In the first quarter of fiscal 2012, we announced restructuring actions, including the relocation of our corporate services from Solon, Ohio to Alpharetta, Georgia, designed to better align those services with our operating units and reduce costs following the sale of TSG. In addition, we also announced in the first quarter of fiscal 2012 that our former President and Chief Executive Officer was stepping down. These restructuring actions were mostly completed by March 31, 2012 and have impacted or will impact approximately 130 employees. We recorded $11.0 million in restructuring charges during fiscal 2012, primarily comprised of severance and related benefits, with $2.0 million, $0.6 million, and $8.4 million related to HSG, RSG and Corporate/Other, respectively. Included in the $8.4 million restructuring charge for Corporate/Other is a $2.1 million one-time lease termination fee for the Solon, Ohio facility. In addition, we incurred accelerated depreciation of $4.4 million of property and equipment that was due to the relocation of our previous corporate services in Solon, Ohio to Alpharetta, Georgia, and closing our facilities in Emeryville, California and Frederick, Maryland in the fourth quarter of fiscal 2012. As of March 31, 2012, we had approximately $5.8 million recorded for fiscal 2012 restructuring activity. We expect to incur approximately $0.6 million in additional restructuring charges for severance and related benefits, and facilities related to these restructuring actions during the first half of fiscal 2013. As a result of taking these restructuring actions, we expect to realize between $14.0 million and $16.0 million in cost savings, of which approximately half has been recognized in the fiscal 2012 run rate. The remaining savings are expected to be realized during fiscal 2013.

Fiscal 2009 Restructuring Activity

During fiscal 2009, we took steps to realign our cost and management structure. Since 2009, we have incurred charges totaling $19.0 million related to restructuring actions taken in fiscal 2009 and previously disclosed, which includes $0.5 million, $0.4 million and $0.8 million in fiscal years 2012, 2011 and 2010, respectively, which related to Corporate/Other. As of March 31, 2012, we had approximately $0.5 million recorded for fiscal 2009 restructuring activity. We expect to incur minimal additional restructuring charges between fiscal 2013 and fiscal 2014 for ongoing facility obligations.

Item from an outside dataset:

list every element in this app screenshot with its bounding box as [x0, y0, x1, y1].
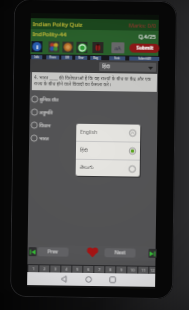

Following is a reconciliation of the beginning and ending balances of the restructuring liability which excludes the $4.4 million of related charges associated with the accelerated depreciation:

 

                                         
           
     Severance
and Other
Employment
Costs
    Facilities     Other     SERP     Total  

Balance at March 31, 2009

  $ 8,846     $ 1,042     $ 39     $     $ 9,927  

Additions

    (92     94             821       823  

Settlement of benefit plan obligations

                      (821     (821

Payments

    (7,465     (456     (39           (7,960

Adjustments

          (31                   (31

Balance at March 31, 2010

  $ 1,289     $ 649             $     $ 1,938  

Additions

    (35     57               383       405  

Settlement of benefit plan obligations

                        (383     (383

Payments

    (965     (262                   (1,227

Balance at March 31, 2011

  $ 289     $ 444             $     $ 733  

Additions

    7,996       3,466                       11,462  

Payments

    (2,778     (3,118                     (5,896

Balance at March 31, 2012

  $ 5,507     $ 792             $     $ 6,299  

Approximately $4.9 million of the severance and other employment costs will be paid in fiscal 2013 and the remaining $0.6 million will be paid in fiscal 2014. Approximately $0.6 million of facilities obligations will be paid during fiscal 2013 and the remaining $0.2 million will be paid in fiscal 2014.